While the type of scams people are lured and tricked into are endless, one over-riding point should always be clear: All investments have risk; if there is no risk there is no investment. Stated differently, if the promoter, or whoever is connected with it guarantees against loss – or uses some other grouping of words that equal that idea – it is a fraud. Time to grab your money and run.
Consider the following case: Jon Thompson is the principal of Volantis Market Making LLC. Mr. Thompson and his firm introduce investors to crypto currency through transactions which are guaranteed against risk; guaranteed against lost. The transactions were simple. Company A decides in June 2018 to invest in bitcoin but has no experience. On the other side of this transaction is supposed to be a counter-party that wants to invest bitcoin in U.S. currency.

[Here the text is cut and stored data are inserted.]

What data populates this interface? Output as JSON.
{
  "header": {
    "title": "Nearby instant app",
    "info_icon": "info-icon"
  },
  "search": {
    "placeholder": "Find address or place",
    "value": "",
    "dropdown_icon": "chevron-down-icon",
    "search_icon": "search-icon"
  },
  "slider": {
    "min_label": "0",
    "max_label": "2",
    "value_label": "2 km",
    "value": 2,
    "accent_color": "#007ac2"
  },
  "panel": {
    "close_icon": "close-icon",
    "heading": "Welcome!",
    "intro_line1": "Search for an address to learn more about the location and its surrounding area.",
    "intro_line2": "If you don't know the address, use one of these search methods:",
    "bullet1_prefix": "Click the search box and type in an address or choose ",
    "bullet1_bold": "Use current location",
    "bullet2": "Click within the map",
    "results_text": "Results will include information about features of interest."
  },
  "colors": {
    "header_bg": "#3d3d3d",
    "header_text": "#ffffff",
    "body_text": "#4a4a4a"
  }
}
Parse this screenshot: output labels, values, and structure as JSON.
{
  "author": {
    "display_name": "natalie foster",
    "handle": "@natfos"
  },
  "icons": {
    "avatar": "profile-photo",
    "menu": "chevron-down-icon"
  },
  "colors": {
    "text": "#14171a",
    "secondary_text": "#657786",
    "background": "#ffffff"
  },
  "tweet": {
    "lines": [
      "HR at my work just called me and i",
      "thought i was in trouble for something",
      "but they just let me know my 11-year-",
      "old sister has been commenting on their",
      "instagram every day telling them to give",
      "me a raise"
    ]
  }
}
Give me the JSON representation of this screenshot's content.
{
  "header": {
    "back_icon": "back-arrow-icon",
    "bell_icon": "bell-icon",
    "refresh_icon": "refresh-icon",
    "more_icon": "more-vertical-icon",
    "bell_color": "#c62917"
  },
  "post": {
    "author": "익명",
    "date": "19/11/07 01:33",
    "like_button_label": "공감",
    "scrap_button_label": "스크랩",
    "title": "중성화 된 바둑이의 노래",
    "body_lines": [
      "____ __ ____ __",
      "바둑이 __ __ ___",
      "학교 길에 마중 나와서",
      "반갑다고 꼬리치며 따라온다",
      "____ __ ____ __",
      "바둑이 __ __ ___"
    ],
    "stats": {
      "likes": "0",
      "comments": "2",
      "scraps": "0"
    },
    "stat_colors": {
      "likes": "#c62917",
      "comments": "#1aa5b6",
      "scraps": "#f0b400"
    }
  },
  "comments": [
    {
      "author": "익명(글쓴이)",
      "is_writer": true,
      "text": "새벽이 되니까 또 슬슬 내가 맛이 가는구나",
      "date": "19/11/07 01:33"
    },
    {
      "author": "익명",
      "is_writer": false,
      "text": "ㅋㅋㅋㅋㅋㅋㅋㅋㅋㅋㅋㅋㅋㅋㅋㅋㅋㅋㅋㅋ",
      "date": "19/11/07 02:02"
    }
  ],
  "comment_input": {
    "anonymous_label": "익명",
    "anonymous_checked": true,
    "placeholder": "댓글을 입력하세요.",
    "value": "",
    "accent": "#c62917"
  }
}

Volantis and Jon are the perfect parties to contact. They step forward and agree with Company A to hold the U.S. currency until the buyer arrives. Then an exchange will take place. Everyone is guaranteed; everyone is safe and secure.
After Company A furnishes Mr. Thompson and Volantis with the U.S. currency, the bitcoin does not arrive however. Excuses are offered for the delay. Records are produced assuring everyone about the transaction. No bitcoin; no counter-party. No money.
A short time later – July 2018 – Company B wants to invest U.S. dollars in bitcoin but has no experience. Jon and Volantis step forward and agree to hold the cash pending the exchange. There is a guarantee against loss. The cycle with Company A repeats. Jon is charged in a criminal complaint with conspiracy, commodity fraud and wire fraud. U.S. v. Thompson (E.D.N.Y. Filed July 25, 2019). The investor cash is gone. The case is pending.